Meilleur temps aux essais, Pedro Rodriguez est rapidement débordé par la grosse Maserati. Simon et Cassner animent le début de course avant de renoncer vers 19 heures (transmission). Après un court intérim de Parkes - Maglioli, Surtees - Mairesse s'installent pour longtemps au commandement devant Scarfiotti - Bandini. Rien ne semble vouloir venir troubler la quiétude des Ferrari d'autant que derrière c'est l'hécatombe. Emaillée d'accidents (dont celui qui coûtera la vie au Brésilien Bino Heinz sur une Alpine) et de casses mécaniques, les effectifs se sont réduits de moitié avant minuit ! La remontée de l'Aston Martin de Schlesser - Kimberley jusqu'à la 3e place entretient un semblant de suspense pendant la nuit, mais peu après 3 heures, elle doit renoncer (moteur cassé). Il faut attendre le milieu de matinée pour enregistrer un nouveau rebondissement. Après un ravitaillement, la 250 P des leaders s'enflamme à l'entrée du Tertre Rouge. Brûlé au bras Mairesse finit sa course dans les fascines et laisse le commandement à Bandini - Scarfiotti, alors solides seconds. Possédant une solide avance sur la Ferrari GTO de "Beurlys" - Langlois, les deux hommes rallient victorieusement l'arrivée, assurant le premier triomphe 100 % italien (pilotes/voitures) dans l'histoire du Mans et le premier succès d'une voiture à moteur central. Il faut aller à la 7e place pour trouver la première non Ferrari, l'AC Cobra de Bolton - Sanderson, alors que la seule française rescapée, la René Bonnet de Beltoise - Bobrowski termine 11e et enlève l'Indice énergétique. Enfin, pari réussi pour la Rover - BRM à turbine qui parvient à terminer malgré une consommation moyenne de 43 litres/100 km de kérosène.
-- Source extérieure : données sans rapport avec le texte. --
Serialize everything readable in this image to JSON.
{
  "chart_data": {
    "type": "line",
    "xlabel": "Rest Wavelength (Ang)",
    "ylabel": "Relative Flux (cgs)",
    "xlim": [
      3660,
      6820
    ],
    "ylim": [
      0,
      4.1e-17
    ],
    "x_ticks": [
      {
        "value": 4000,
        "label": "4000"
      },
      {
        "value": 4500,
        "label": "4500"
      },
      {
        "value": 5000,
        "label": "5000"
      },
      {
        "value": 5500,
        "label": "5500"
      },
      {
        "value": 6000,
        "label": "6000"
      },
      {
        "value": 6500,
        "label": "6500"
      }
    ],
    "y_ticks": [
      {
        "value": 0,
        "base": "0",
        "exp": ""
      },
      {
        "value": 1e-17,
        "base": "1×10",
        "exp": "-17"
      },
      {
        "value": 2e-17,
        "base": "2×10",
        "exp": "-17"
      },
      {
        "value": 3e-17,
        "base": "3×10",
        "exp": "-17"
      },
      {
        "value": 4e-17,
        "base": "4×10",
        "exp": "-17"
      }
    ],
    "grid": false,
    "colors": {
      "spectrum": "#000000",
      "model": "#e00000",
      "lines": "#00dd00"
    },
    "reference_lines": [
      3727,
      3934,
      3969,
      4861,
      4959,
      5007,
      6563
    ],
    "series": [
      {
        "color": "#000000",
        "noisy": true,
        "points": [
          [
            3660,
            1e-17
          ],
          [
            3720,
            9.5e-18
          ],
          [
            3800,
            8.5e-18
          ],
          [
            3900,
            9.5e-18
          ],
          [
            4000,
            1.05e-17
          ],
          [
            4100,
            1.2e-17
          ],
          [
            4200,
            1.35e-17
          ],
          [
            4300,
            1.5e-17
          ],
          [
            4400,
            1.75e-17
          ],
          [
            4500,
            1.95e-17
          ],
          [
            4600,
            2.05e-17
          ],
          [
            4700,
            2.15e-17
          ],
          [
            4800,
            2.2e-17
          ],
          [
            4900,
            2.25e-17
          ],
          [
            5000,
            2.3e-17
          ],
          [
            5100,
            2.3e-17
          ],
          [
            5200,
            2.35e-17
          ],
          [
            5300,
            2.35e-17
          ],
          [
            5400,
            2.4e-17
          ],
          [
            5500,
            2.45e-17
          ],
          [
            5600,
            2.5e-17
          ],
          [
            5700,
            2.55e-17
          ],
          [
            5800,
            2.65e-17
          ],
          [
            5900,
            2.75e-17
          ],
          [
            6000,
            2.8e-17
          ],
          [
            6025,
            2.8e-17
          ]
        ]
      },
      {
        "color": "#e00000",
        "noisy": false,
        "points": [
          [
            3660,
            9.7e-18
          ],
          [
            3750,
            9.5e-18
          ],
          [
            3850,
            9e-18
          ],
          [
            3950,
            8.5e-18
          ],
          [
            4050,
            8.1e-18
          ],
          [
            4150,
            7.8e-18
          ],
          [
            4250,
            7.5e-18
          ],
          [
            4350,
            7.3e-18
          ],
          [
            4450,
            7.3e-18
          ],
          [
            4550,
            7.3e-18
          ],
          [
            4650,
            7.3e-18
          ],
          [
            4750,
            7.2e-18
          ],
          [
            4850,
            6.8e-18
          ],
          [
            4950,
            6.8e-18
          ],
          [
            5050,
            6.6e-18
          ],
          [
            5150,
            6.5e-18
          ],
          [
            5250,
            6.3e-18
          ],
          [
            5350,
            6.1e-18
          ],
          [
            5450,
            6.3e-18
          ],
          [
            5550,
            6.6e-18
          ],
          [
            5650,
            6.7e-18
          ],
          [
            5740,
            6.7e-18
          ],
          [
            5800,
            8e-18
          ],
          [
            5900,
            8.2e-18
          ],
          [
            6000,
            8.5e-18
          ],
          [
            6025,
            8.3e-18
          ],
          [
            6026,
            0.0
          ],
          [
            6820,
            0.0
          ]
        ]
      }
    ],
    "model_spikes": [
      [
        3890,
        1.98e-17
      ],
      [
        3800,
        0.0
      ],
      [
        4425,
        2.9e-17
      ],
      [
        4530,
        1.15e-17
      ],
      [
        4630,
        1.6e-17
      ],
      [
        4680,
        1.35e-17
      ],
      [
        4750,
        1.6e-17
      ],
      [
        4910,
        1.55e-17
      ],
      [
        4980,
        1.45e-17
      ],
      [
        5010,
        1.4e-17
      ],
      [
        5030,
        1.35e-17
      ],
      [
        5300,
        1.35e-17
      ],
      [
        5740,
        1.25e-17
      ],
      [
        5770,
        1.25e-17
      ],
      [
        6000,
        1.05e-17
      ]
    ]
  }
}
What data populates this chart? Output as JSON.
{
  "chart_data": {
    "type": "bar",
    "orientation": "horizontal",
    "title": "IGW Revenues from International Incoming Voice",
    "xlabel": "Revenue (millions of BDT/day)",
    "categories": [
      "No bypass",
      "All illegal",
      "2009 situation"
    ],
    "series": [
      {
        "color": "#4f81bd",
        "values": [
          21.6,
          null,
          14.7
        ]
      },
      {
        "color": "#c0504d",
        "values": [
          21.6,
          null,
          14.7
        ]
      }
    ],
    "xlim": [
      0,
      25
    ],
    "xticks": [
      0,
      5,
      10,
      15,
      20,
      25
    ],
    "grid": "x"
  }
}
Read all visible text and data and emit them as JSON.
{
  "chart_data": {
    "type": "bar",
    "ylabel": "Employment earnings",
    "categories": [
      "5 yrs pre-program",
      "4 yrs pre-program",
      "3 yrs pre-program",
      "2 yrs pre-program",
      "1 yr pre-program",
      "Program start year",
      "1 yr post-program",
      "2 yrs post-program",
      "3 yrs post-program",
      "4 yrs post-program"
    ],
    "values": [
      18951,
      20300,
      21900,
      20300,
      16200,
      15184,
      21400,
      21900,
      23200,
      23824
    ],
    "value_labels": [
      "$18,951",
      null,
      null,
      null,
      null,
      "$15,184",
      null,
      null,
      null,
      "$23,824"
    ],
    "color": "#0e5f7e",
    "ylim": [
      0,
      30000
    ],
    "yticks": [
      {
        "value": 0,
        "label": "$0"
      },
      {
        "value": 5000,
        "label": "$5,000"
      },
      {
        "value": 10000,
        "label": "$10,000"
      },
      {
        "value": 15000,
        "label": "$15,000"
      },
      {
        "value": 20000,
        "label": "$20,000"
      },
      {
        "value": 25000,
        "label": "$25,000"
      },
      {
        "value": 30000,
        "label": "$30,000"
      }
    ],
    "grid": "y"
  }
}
1964 : Ford arrive, mais Ferrari résiste

Depuis longtemps, Ferrari n'est plus seul : Ford vient de dévoiler un programme très ambitieux en Prototype et regain d'intérêt également en GT avec le duel très indécis que livre les nouvelles Cobra Daytona aux Ferrari GTO. Il n'en faut pas plus pour que les 24 Heures du Mans retrouvent tout leur lustre et fassent le plein d'engagés. Tenant du titre et toujours souverain en Prototype dans les épreuves du début de saison, Ferrari aligne trois 275 P (moteur 3.3 litres) pour Guichet - Vaccarella, Parkes-Scarfiotti et Baghetti-Maglioli et une 330 P (4 litres) pour Surtees-Bandini. L'équipe officielle est soutenue par les 330 P du NART (Rodriguez-Hudson) et de Maranello Concessionnaires (Bonnier-Graham Hill) et les deux 250 LM de Piper - Rindt et Dumay - Langlois. Face cette armada Ford aligne trois GT 40 à moteur V8-4.2 litres pour Phil Hill - McLaren, Ginther-Gregory et Schlesser - Attwood, rapides mais encore peu fiables. Toujours animée par son gros moteur 5 litres, mais affichant une ligne affinée, la Maserati 151 de Trintignant - Simon entend bien semer le trouble dans le duel des deux "Grands", alors que le deux Sunbeam Tiger à moteur Ford V8 ainsi que l'Iso à moteur Chevrolet 5.3 litre, plus proches de GT que de véritables prototypes, affichent des ambitions plus modestes. Grande bataille en perspective dans la catégorie GT où quatre Ferrari GTO 64 font face aux deux coupés Cobra Daytona de l'équipe Shelby et à un roadster modifié aligné par l'usine AC. En catégorie deux litres, la victoire ne devrait pas échapper à Porsche venu en force avec deux prototype 904 à moteur 8 cylindres et cinq GTS quatre cylindres. Enfin, quatre Alpine Renault, cinq René Bonnet et deux CD Panhard se disputeront la victoire en petite cylindrée et à l'Indice.